When it comes to selling legal weed in New Hampshire, there’s only one customer who matters:

Gov. Chris Sununu.

Coming on the heels of last week’s legislative subcommittee vote advancing a bill to fully legalize the recreational sale and use of cannabis to Granite State adults, the New Hampshire House of Representatives is slated to vote Thursday on its passage.

But friends and foes alike acknowledge that, whatever final form of the bill might take out of the state Senate, it’s got to be able to earn the support of Sununu, who’s been less than enthusiastic about legal marijuana sales in his home state.

Sununu’s opposition is one reason the Granite State remains the last state in New England to legalize marijuana use. The 49-page bill before the House would allow anyone age 21 or older to buy cannabis products at approximately 15 sites scattered statewide.

The legislation up for a vote Thursday would impose a 10 percent state tax on a marijuana shop’s monthly gross revenue and allocate 65 percent of the total proceeds to a state public education fund.

State Rep. Erica Layon (R-Derry), a prime sponsor of the legislation, told NHJournal she thinks the bill has a good chance of passing and added that it’s “one of the most bipartisan projects” she’s been a part of.

Layon said that while the state market would be limited to 15 stores, shops would be spaced out according to population (limited to one location per a 15,000-person community, with no single municipality opening more than two). There would be opportunities to expand if the policy is successful.

“We worked to build a framework where cities and towns can ultimately decide if a location is right for them,” Layon said. “New Hampshire being an island of prohibition in New England has been a problem.

“I think this would be a really good way to address slowly launching cannabis sales in a state-controlled model.”

Opponents to the legalization proposal meanwhile say they plan on greeting lawmakers Thursday morning with a demonstration outside the State House.

“The point is not to sway House legislators because many have chosen to ignore the data on how recreational marijuana legalization harms every state it touches,” Sue Homola, a former state lawmaker from Hollis who is a member of the organization Smart Approaches to Marijuana, told NHJournal. “The goal is to dispel the myth legislators keep peddling, which is that everyone wants legalization.”

New Hampshire Gov. Chris Sununu has previously opposed legalization. In an editorial board meeting with Foster’s Daily Democrat in October 2018, Sununu called recreational marijuana “just Big Tobacco 2.0.”

“It is a multi-multi-billion dollar business that’s trying to wedge its way into American culture,” Sununu said.

In a gubernatorial debate the following month prior to his reelection, Sununu cited the state’s opioid addiction crisis as a major factor in opposing recreational marijuana legalization.

“When you’re talking about the single-biggest health crisis that this state has ever faced with drugs, full-blown legalization of marijuana, now is not the time,” Sununu said. “The idea that we want to legalize something just so we can tax it, I think that’s the absolute wrong direction.”

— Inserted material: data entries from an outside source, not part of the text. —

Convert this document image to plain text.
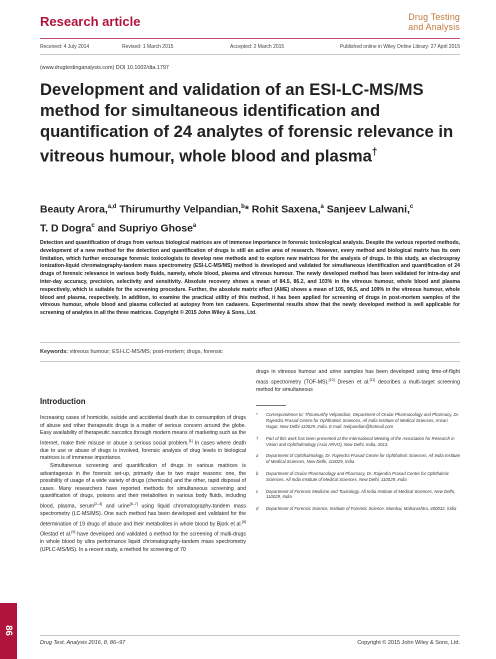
Research article	Drug Testing
and Analysis
Received: 4 July 2014	Revised: 1 March 2015	Accepted: 2 March 2015	Published online in Wiley Online Library: 27 April 2015
(www.drugtestinganalysis.com) DOI 10.1002/dta.1797
Development and validation of an ESI-LC-MS/MS method for simultaneous identification and quantification of 24 analytes of forensic relevance in vitreous humour, whole blood and plasma†
Beauty Arora,$^{a,d}$ Thirumurthy Velpandian,$^b$* Rohit Saxena,$^a$ Sanjeev Lalwani,$^c$
T. D Dogra$^c$ and Supriyo Ghose$^a$

Detection and quantification of drugs from various biological matrices are of immense importance in forensic toxicological analysis. Despite the various reported methods, development of a new method for the detection and quantification of drugs is still an active area of research. However, every method and biological matrix has its own limitation, which further encourage forensic toxicologists to develop new methods and to explore new matrices for the analysis of drugs. In this study, an electrospray ionization-liquid chromatography-tandem mass spectrometry (ESI-LC-MS/MS) method is developed and validated for simultaneous identification and quantification of 24 drugs of forensic relevance in various body fluids, namely, whole blood, plasma and vitreous humour. The newly developed method has been validated for intra-day and inter-day accuracy, precision, selectivity and sensitivity. Absolute recovery shows a mean of 84.5, 86.2, and 103% in the vitreous humour, whole blood and plasma respectively, which is suitable for the screening procedure. Further, the absolute matrix effect (AME) shows a mean of 105, 96.5, and 109% in the vitreous humour, whole blood and plasma, respectively. In addition, to examine the practical utility of this method, it has been applied for screening of drugs in post-mortem samples of the vitreous humour, whole blood and plasma collected at autopsy from ten cadavers. Experimental results show that the newly developed method is well applicable for screening of analytes in all the three matrices. Copyright © 2015 John Wiley & Sons, Ltd.

Keywords: vitreous humour; ESI-LC-MS/MS; post-mortem; drugs, forensic
Introduction

Increasing cases of homicide, suicide and accidental death due to consumption of drugs of abuse and other therapeutic drugs is a matter of serious concern around the globe. Easy availability of therapeutic narcotics through modern means of marketing such as the Internet, make their misuse or abuse a serious social problem.[1] In cases where death due to use or abuse of drugs is involved, forensic analysis of drug levels in biological matrices is of immense importance.

Simultaneous screening and quantification of drugs in various matrices is advantageous in the forensic set-up, primarily due to two major reasons: one, the possibility of usage of a wide variety of drugs (chemicals) and the other, rapid disposal of cases. Many researchers have reported methods for simultaneous screening and quantification of drugs, poisons and their metabolites in various body fluids, including blood, plasma, serum[2–4] and urine[5–7] using liquid chromatography-tandem mass spectrometry (LC-MS/MS). One such method has been developed and validated for the determination of 19 drugs of abuse and their metabolites in whole blood by Bjork et al.[8] Olestad et al.[9] have developed and validated a method for the screening of multi-drugs in whole blood by ultra performance liquid chromatography-tandem mass spectrometry (UPLC-MS/MS). In a recent study, a method for screening of 70

drugs in vitreous humour and urine samples has been developed using time-of-flight mass spectrometry (TOF-MS).[10] Dresen et al.[11] describes a multi-target screening method for simultaneous

*	Correspondence to: Thirumurthy Velpandian, Department of Ocular Pharmacology and Pharmacy, Dr. Rajendra Prasad Centre for Ophthalmic Sciences, All India Institute of Medical Sciences, Ansari Nagar, New Delhi-110029, India. E-mail: tvelpandian@hotmail.com
†	Part of this work has been presented at the International Meeting of the Association for Research in Vision and Ophthalmology (Asia ARVO), New Delhi, India, 2013.
a	Department of Ophthalmology, Dr. Rajendra Prasad Centre for Ophthalmic Sciences, All India Institute of Medical Sciences, New Delhi, 110029, India
b	Department of Ocular Pharmacology and Pharmacy, Dr. Rajendra Prasad Centre for Ophthalmic Sciences, All India Institute of Medical Sciences, New Delhi, 110029, India
c	Department of Forensic Medicine and Toxicology, All India Institute of Medical Sciences, New Delhi, 110029, India
d	Department of Forensic Science, Institute of Forensic Science, Mumbai, Maharashtra, 400032, India
Drug Test. Analysis 2016, 8, 86–97	Copyright © 2015 John Wiley & Sons, Ltd.
86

Fast-forward to May 2023 when Sununu, in a statement, acknowledged New Hampshire was now the “only state in New England where recreational use is not legal” and cited polls indicating that “a majority of our residents support legalization.”

Sununu now calls commercial legalization “inevitable” and says his goal now is for New Hampshire to keep marijuana sales “tax-free to undercut the cartels’ continued efforts to drive NH’s illicit drug market.”

State Rep. John Hunt (R-Rindge), chairman of the House Commerce and Consumer Affairs Committee, talked about the legislation with radio host Drew Cline on WFEA radio.

Hunt said he expects the legislation to pass the House but stressed, “It’s just a matter of whether the Senate will have the stomach to work on it.”

“The senators are not known to do a lot of that detailed work,” he said. “And they’ve been opposed to it.

“It’s a matter of whether they really want to spend some political capital to fix this bill or not, and again, I would not hold my breath.”

“I’m more amazed at how many reps have come up to me and said they take a gummy before they go to bed,” Hunt said with a laugh.